Nach Halders Loblied auf den napoleontreuen Rheinbundfürsten blies Bettina Severin-Barboutie in ihrem Referat über die „Befreiungskriege im Rheinland“ in dasselbe Horn. Die Bevölkerung des linksrheinischen Deutschland habe sich an der französischen Fremdherrschaft – Severin-Barboutie spricht von der „sogenannten Fremdherrschaft“ – nicht gestört. Vielmehr hätten Rheinländer aus dem benachbarten Rheinbund um Aufnahme in das Kaiserreich gebeten. Widerständiges Verhalten sei nicht selten restaurativ gewesen und habe sich nicht gegen die Franzosenherrschaft, sondern gegen die Anforderungen des modernen Staates an seine Bürger gerichtet. Zudem sei die Herrschaft der Franzosen für die Deutschen ja nichts Neues gewesen, denn aus der Zeit des Heiligen Römischen Reiches seien sie ja bereits Personalunionen von deutschen Territorien und fremden Reichen gewohnt gewesen.

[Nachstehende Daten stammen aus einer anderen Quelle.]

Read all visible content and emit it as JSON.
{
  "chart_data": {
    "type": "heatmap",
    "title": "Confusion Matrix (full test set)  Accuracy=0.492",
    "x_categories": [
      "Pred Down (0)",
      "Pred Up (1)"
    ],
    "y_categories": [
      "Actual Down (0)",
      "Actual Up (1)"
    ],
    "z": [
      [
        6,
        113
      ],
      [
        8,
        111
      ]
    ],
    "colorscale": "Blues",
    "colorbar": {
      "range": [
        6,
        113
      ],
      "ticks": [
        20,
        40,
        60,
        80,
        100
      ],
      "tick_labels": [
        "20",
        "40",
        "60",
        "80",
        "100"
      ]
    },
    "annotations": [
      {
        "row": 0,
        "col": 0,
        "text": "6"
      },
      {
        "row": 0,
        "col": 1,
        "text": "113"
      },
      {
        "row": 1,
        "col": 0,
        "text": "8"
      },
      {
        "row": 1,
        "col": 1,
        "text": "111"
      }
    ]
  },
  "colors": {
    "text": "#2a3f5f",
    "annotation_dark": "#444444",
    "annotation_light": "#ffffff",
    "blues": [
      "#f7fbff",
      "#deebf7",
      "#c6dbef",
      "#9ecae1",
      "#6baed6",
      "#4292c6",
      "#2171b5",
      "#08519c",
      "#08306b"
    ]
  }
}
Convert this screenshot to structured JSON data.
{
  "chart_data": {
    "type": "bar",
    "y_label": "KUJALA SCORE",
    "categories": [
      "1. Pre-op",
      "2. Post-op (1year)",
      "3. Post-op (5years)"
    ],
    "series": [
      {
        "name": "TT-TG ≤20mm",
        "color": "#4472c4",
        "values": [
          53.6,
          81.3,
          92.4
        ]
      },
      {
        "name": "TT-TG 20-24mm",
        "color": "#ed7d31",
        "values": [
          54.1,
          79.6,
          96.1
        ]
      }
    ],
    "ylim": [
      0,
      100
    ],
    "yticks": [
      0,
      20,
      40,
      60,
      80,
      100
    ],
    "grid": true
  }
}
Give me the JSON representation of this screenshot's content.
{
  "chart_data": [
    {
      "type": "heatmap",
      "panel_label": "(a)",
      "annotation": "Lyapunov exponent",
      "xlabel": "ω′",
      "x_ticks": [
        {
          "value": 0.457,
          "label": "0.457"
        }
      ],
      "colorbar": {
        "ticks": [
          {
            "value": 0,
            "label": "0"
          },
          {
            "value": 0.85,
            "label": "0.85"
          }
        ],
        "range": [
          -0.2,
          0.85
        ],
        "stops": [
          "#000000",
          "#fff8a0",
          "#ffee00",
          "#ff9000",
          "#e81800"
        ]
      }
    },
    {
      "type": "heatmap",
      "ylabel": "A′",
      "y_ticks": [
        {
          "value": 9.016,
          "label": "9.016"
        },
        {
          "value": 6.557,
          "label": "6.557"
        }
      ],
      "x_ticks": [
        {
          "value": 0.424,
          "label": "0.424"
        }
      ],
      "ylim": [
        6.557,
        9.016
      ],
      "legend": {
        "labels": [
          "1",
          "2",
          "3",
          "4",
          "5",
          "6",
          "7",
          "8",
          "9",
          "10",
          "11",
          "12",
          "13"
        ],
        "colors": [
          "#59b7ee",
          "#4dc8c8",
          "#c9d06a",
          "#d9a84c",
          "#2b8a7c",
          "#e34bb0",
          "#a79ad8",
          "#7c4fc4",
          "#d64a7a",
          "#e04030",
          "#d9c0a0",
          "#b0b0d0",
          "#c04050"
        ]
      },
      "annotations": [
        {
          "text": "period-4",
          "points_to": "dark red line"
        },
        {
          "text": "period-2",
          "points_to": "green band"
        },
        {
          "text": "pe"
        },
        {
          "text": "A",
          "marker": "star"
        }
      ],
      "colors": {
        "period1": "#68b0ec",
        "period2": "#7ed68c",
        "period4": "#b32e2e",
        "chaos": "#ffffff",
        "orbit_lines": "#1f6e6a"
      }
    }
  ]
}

Angesichts dieser Einheitlichkeit der Stoßrichtung kam dann auch aus dem Publikum die „Glaubensfrage“ an das Podium, ob es denn nun die Befreiungskriege für eine Befreiung der Deutschen von der Fremdherrschaft halte oder aber für ein Herausdrängen der Errungenschaften der Französischen Revolution aus Deutschland, das zu bedauern sei. Mit Ausnahme von Parplies, der sich einer Stellungnahme enthielt, antwortete der Rest des Podiums, sprich Halder und Severin-Barboutie, Schwarzweißmalerei sei unangebracht und in der Geschichtswissenschaft müsse man differenzieren.

Das anschließende Vortragsthema „Geteilte Erinnerung – Die Befreiungskriege in der Geschichtspolitik in Ost und West“ hätte hier die Möglichkeit zur Selbstreflexion geboten, doch konzentrierte sich Gerd Fesser aus Jena in seinem durchaus hörenswerten Beitrag vornehmlich auf die Politik der DDR.

Abgerundet wurde das zweitägige Vortragsprogramm dieser sehr gut organisierten Tagung, in der niemals Langeweile aufkam, durch Referate der Buchautorin Karin Feuerstein-Praßer über Königin Luise und des Professors Tilman Mayer zum Thema „Befreiungskriege und Nationalstaatsbildung“.

Am dritten und letzten Semi­nartag wurde die Ausstellung des Oberschlesischen Landesmuseums in Ratingen-Hösel „,Das Vaterland ist frey‘ – 200 Jahre Befreiungskriege“ besucht, über die in dieser Zeitung bereits berichtet wurde. Was bleibt, ist der Eindruck eines Kompromisses dergestalt, dass die Kulturstiftung das Thema vorgegeben hat und das Gerhart-Hauptmann-Haus dafür beim Programm und damit bei der inhaltlichen Ausrichtung das letzte Wort hatte. M.R.